ライドの前に座る美女ともいえるリュ―クは無言で頷いた。
「あの女、消滅するならおとなしく消えてくれればいいのにっ」
 あの女――消滅する瞬間、半分に割れた女神像のひとつを自らの主に送った魔族の女、戒樹。
 あの女神像は異界の秘宝のひとつで災いを呼ぶ闇の秘宝だった。そして、おそらく魔族にとっては力の源となる代物だろう。
 不意に緊張感を台無しにしてくれる底抜けに明るい声が届いた。

「おっ困りならぁ、このヘルゼーンさんにおまっかせ〜ぇ」
「…………」
「…………」

 硬直するライドとリュ―ク。
 満面の笑みを浮かべているヘルゼーンと名乗った漆黒の瞳に漆黒の髪の男。

「おやぁ、どうしたのかなあ?」
「お、前っ!?」
 椅子を引く大きな音を立ててライドは身を引いた。

 彼はライドがよく知っている男だった。
 かつて自分のお目付役だった大変風変わりな魔術師――ヘルゼーン。

「いいわあ、その反応。
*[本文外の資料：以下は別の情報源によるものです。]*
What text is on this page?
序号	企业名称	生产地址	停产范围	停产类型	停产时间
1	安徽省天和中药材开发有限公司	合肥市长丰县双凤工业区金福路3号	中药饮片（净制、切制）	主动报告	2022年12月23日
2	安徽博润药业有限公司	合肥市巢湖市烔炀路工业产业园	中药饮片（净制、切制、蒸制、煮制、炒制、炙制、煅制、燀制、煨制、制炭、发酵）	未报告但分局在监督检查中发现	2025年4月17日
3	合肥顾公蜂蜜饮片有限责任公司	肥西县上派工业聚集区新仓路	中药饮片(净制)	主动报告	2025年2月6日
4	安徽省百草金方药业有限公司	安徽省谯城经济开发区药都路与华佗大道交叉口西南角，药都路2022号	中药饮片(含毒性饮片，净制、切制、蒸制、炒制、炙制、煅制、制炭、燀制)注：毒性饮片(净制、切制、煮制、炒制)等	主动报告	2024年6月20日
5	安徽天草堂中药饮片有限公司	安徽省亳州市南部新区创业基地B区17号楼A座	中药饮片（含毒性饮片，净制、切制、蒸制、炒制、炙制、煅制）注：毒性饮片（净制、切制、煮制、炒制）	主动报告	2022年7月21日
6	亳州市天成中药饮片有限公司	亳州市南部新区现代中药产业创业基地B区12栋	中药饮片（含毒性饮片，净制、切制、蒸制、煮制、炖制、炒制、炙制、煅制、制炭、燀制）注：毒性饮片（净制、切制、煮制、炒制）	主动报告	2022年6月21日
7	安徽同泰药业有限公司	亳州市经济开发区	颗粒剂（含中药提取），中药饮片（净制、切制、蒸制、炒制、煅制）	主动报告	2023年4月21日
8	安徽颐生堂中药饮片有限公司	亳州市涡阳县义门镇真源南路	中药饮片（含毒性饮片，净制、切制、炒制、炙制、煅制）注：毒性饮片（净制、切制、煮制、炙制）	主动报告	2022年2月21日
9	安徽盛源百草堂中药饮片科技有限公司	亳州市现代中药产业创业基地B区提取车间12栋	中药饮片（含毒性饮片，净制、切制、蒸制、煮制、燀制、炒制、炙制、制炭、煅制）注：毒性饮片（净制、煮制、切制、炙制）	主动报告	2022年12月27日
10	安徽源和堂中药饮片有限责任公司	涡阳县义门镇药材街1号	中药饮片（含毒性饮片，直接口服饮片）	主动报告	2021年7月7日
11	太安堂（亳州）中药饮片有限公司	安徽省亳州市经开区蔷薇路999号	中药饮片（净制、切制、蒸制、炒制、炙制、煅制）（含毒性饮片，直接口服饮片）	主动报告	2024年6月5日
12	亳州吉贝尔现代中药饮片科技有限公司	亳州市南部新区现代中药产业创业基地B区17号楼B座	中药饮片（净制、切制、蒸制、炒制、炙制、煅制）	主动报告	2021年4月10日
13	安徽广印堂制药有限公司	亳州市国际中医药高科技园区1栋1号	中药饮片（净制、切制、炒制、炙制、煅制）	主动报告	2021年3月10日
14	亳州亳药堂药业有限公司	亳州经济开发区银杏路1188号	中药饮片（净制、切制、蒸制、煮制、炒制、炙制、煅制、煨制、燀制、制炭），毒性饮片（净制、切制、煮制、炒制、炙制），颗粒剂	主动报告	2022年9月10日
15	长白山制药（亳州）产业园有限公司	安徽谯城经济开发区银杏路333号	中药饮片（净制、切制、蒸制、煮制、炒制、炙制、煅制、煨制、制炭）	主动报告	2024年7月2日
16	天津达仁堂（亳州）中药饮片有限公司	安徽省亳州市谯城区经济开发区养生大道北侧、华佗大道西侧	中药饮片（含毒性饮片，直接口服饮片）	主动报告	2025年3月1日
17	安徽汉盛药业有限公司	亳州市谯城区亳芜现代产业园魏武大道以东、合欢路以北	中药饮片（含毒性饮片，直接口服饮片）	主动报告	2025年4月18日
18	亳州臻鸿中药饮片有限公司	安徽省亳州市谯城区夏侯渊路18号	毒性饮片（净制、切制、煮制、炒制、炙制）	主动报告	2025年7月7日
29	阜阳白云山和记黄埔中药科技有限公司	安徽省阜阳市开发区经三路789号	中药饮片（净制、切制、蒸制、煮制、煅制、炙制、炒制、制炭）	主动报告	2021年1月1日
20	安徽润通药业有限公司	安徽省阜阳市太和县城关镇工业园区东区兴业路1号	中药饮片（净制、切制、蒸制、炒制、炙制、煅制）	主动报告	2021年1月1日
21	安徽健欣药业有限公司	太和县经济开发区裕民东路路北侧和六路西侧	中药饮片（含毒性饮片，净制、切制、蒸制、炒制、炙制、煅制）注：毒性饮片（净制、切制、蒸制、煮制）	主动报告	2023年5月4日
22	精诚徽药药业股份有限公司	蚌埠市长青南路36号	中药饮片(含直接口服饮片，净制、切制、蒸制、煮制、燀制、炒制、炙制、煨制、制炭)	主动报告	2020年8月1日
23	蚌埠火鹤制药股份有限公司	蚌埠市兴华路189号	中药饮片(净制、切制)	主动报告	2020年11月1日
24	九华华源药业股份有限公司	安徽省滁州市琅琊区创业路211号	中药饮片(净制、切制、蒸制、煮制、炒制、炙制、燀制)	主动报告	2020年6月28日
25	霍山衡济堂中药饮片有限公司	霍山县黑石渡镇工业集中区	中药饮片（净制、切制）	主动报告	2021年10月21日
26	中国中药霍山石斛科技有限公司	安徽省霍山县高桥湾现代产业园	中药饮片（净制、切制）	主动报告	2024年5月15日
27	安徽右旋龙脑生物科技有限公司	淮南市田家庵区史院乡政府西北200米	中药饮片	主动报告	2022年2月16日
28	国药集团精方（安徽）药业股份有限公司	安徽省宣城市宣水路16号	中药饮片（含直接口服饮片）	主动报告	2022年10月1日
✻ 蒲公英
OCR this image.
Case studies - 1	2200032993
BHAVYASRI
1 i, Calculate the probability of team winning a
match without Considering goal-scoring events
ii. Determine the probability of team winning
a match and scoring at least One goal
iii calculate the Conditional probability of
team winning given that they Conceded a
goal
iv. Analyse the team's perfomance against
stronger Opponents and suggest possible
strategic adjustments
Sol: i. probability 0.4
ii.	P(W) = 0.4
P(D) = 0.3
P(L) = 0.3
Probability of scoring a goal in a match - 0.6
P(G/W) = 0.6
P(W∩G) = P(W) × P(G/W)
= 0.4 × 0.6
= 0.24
新鮮で涙が出るね」
 ヘルゼーンはくうっ、と泣く振りをした。
「ライド、これは―― 」
 リュ―クの言葉にライドは勢い良くかぶりを振った。
「俺は知らない!!」
「そ、皇子サマはしらないよん? 神官クン、勘違いしないよーに」

 次の瞬間、周囲の空気は氷点下に達し、ライドとリュ―クは不穏な気を放った。

「あ、大丈夫だよ。ちゃあんと結界張ってるから、誰にも聞こえてないよぉ。ヘルゼーンさん、これでも、腕利きの魔術師だもんっ」

「そうじゃないっ!!」

 ライドとリュ―クの声が重なる。
「なんて呼び方だよっ!」
「人を妙な風に呼ぶのは止めてもらおうか」
「え〜、だって〜ぇ、アルスハル皇国第三皇子、ライド殿下にぃ、ラザル大神殿第一級神官、リュ―ク神官でしょうぉ? 『皇子サマ』と『神官クン』で合ってるよ?」
 丁寧に説明され、当人たちは怒りに震える。
「……行こう、リュ―ク」
「ああ」
 二人はこれ以上、関わっていられるか、と立ち去ろうとした。しかし、二人は結局その場に止まることになる――ヘルゼーンの次の言葉によって。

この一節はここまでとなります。